Per il turismo torinese più dell'Olimpiade potrà il 150 anniversario dell'Unità d'Italia, che sarà festeggiato tra cinque anni. È una scommessa di lungo periodo quella fatta dal comune di Torino per incentivare i flussi turistici in città e nel circondario, sull'onda della notorietà olimpica. Lo hanno spiegato ieri mattina i responsabili del progetto. «Già nel piano strategico che scrivemmo prima dell'assegnazione dei Giochi nel 1999, il 2011 era il logico termine del piano di sviluppo e rilancio culturale della città», spiega Fiorenzo Alfieri, assessore alla cultura della giunta Chiamparino, «quello sarà anche l'anno dei ricavi, dopo moltissimi investimenti». Il modello cui ci si ispira sono i festeggiamenti nel 1989 del bicentenario della rivoluzione francese. «Dal 17 marzo 2011 fino al termine dell'anno ci aspettiamo da 7 a 10 milioni di visitatori. D'altronde nel 1911 ne arrivarono 7 e mezzo per l'esposizione internazionale, nel 1961 furono circa 6 milioni e mezzo quelli che arrivarono per il cen-tenario». Italia del passato e del futuro si uniranno. «Nel centro città, grazie alla riorganizzazione dei musei egizio e archeologico, di palazzo Reale e della Galleria Sabauda, si creerà un distretto storico forte», spiega Alfieri, «mentre sulla cosiddetta Spina 2 tra il grattacielo del Sanpaolo e la nuova stazione di Porta Susa, o nell'area di campo volo a Collegno, ci sarà invece l'area dedicata al futuro dell'Italia». Già nei prossimi mesi sono previste due altre importanti aggiunte all'offerta turistica piemontese: il 16 dicembre riapre dopo 18 anni il museo d'arte antica di palazzo Madama a Torino, mentre il 20 settembre 2007 toccherà alla Reggia di Venaria con la mostra sui Savoia. Due nuove istituzioni che rientreranno come altre 150 nell'abbonamento Musei Piemonte. «Da 11 anni, grazie a questo servizio, alimentiamo il turismo interno, importante come quello che viene da fuori Piemonte», spiega Francesca Leon, di Torino città capitale europea, che cura dal 1999 il coordinamento della carta che permette di visitare gratis tutti i musei del circuito. «Altrove si ha diritto a riduzioni, solo in Piemonte invece l'ingresso è gratuito», aggiunge Giaurri Oliva, assessore regionale al turismo. Senza dimenticare le card di durata più breve, realizzate dalle Atl. «Risultati che rendono la sfida del 2011 molto promettente», conclude Alfieri
Al lavoro per il 2011. Attesi 7-10 milioni di turisti Torino investe sull'Unità d'Italia
Il comune di Torino ha deciso di celebrare il 150 anniversario dell'Unità d'Italia con un grande evento turistico, previsto per il 2011. Il progetto, che richiede molti investimenti, mira a incentivare i flussi turistici in città e nel circondario.

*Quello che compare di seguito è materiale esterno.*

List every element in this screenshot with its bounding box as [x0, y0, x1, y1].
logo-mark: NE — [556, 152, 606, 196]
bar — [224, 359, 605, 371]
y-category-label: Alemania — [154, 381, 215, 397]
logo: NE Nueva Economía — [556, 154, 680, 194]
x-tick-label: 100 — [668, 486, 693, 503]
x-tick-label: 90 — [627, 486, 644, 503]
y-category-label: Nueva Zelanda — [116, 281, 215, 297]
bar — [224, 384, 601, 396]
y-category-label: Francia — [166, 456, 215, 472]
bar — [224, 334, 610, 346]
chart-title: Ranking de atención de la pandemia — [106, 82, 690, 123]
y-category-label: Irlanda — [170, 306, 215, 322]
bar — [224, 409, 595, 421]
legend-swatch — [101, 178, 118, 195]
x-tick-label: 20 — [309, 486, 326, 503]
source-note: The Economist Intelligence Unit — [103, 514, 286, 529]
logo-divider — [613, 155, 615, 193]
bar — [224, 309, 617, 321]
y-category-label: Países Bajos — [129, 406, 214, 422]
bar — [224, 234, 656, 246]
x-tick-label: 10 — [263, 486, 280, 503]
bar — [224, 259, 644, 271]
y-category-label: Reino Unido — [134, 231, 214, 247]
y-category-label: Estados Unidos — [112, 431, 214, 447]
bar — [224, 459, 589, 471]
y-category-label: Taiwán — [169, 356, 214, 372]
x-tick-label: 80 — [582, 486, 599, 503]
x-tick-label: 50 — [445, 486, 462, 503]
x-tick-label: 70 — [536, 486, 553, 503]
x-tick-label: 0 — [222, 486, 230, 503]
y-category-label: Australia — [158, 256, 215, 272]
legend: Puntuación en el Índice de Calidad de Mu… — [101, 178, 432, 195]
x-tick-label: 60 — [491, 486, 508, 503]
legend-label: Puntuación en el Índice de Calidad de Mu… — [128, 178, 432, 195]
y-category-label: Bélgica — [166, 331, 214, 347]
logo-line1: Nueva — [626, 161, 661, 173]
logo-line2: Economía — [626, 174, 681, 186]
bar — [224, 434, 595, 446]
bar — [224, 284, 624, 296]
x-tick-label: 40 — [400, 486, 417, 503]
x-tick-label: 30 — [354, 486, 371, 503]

Il modello di riferimento è stato quello dei festeggiamenti del bicentenario della rivoluzione francese nel 1989. Si aspetta che il 2011 veda l'arrivo di 7-10 milioni di visitatori. Nel centro città, ci sarà un distretto storico forte, mentre sulla Spina 2 ci sarà un'area dedicata al futuro dell'Italia.